Un malaise presque palpable déjeunait avec nous ce samedi midi. J'avais acheté de quoi faire des pâtes à la bolognaise, le plat préféré de ma sœur, mais je n'eus le droit qu'à la vision de son front durant tout le repas. Les jumeaux comprirent d'intuition l'existence d'un problème et on ne les entendit pas non plus. Ma mère gardait le silence par pure curiosité, me laissant l'initiative de la discussion.

Je regrettais de m'être emportée contre Lise et Albane, c'était certain, cependant je ne me voyais pas faire le premier pas, un peu par fierté personnelle et surtout parce que je n'avais aucune idée de comment m'excuser. Je l'avais déjà fait par le passé, mais jamais parce que je m'étais mis à crier sur ma propre sœur. L'avais-je vraiment fait ? Cela me semblait si flou. Je ne me voyais pas le faire en réalité. Je revoyais la scène, ma mémoire fonctionnait à plein régime, et pourtant je me sentais incapable de coller mon visage et ma voix sur celle qui s'énervait alors.

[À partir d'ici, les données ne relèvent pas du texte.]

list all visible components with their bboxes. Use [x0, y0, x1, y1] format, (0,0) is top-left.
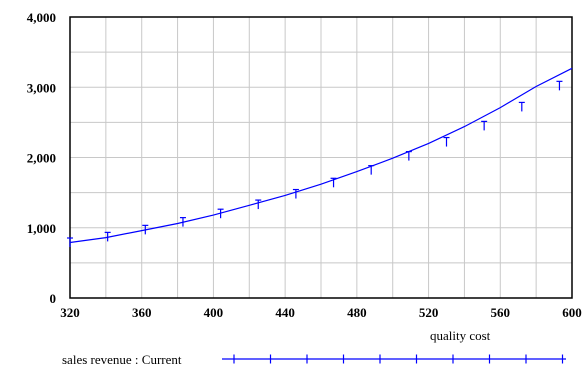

Une autre que moi s'était chargée de cette basse besogne à ma place, un avis de recherche à son nom pour qu'elle vienne s'excuser en personne. Peut-être était-ce à cause d'Eugène, il l'avait peut-être écrit, la sensation se rapprochait. Je ne comprenais pas encore pourquoi il m'aurait écrit en train de remballer ma cadette mais cela restait une possibilité. Je me devais d'éclaircir ce point. Après tout, je n'allais pas m'excuser pour un acte qui n'était pas de mon fait. Mon assiette disparut dans l'évier miraculeusement vide et je décrochai mon téléphone, direction ma chambre.

Peu importe ce qu'en dirait Mère et ma fratrie, je devais savoir.

Le danseur décrocha à la troisième sonnerie :

-Aimée ? j'entendis sa perplexité.

-Oui, j'ai besoin de savoir quelque chose tout de suite, est-ce que...

-Désolé je suis en train de manger. Rappelle-moi après.

-C'est ton amie ? capta le micro de son téléphone.

Une de ses deux mères lui parlait. Il lui répondit par l'affirmative et obtint la permission de quitter la table. Mon prénom faisait visiblement office de passe-droit chez lui. Au son, il dut s'éloigner de quatre foulées avant de remettre l'appareil à son oreille :

-Qu'est-ce que tu me voulais ? Me prévenir de ce que tu allais écrire ?

-Tu te fiches de moi, c'est ça ? Je ne ferai jamais ça alors que tu t'es remis à m'écrire ! l'accusai-je de but en blanc sans savoir pourquoi.

-De quoi ?

-Ne mens pas, j'ai eu un épisode où je n'étais pas maîtresse de moi-même hier soir, tu croyais que je n'allais pas m'en rendre compte ?

-Tu délires Aimée. Pourquoi aurais-je fait ça ?

-C'est justement la question que j'allais te poser.

-Ecoute. Que tu veuilles diriger ma vie à cause de ta névrose, je peux le comprendre. Cette accusation, par contre, c'est n'importe quoi.

A nouveau, je sentis cette inconnue prendre le contrôle de ma voix :

-Exactement ce qu'un menteur dirait ! Tu n'es qu'un...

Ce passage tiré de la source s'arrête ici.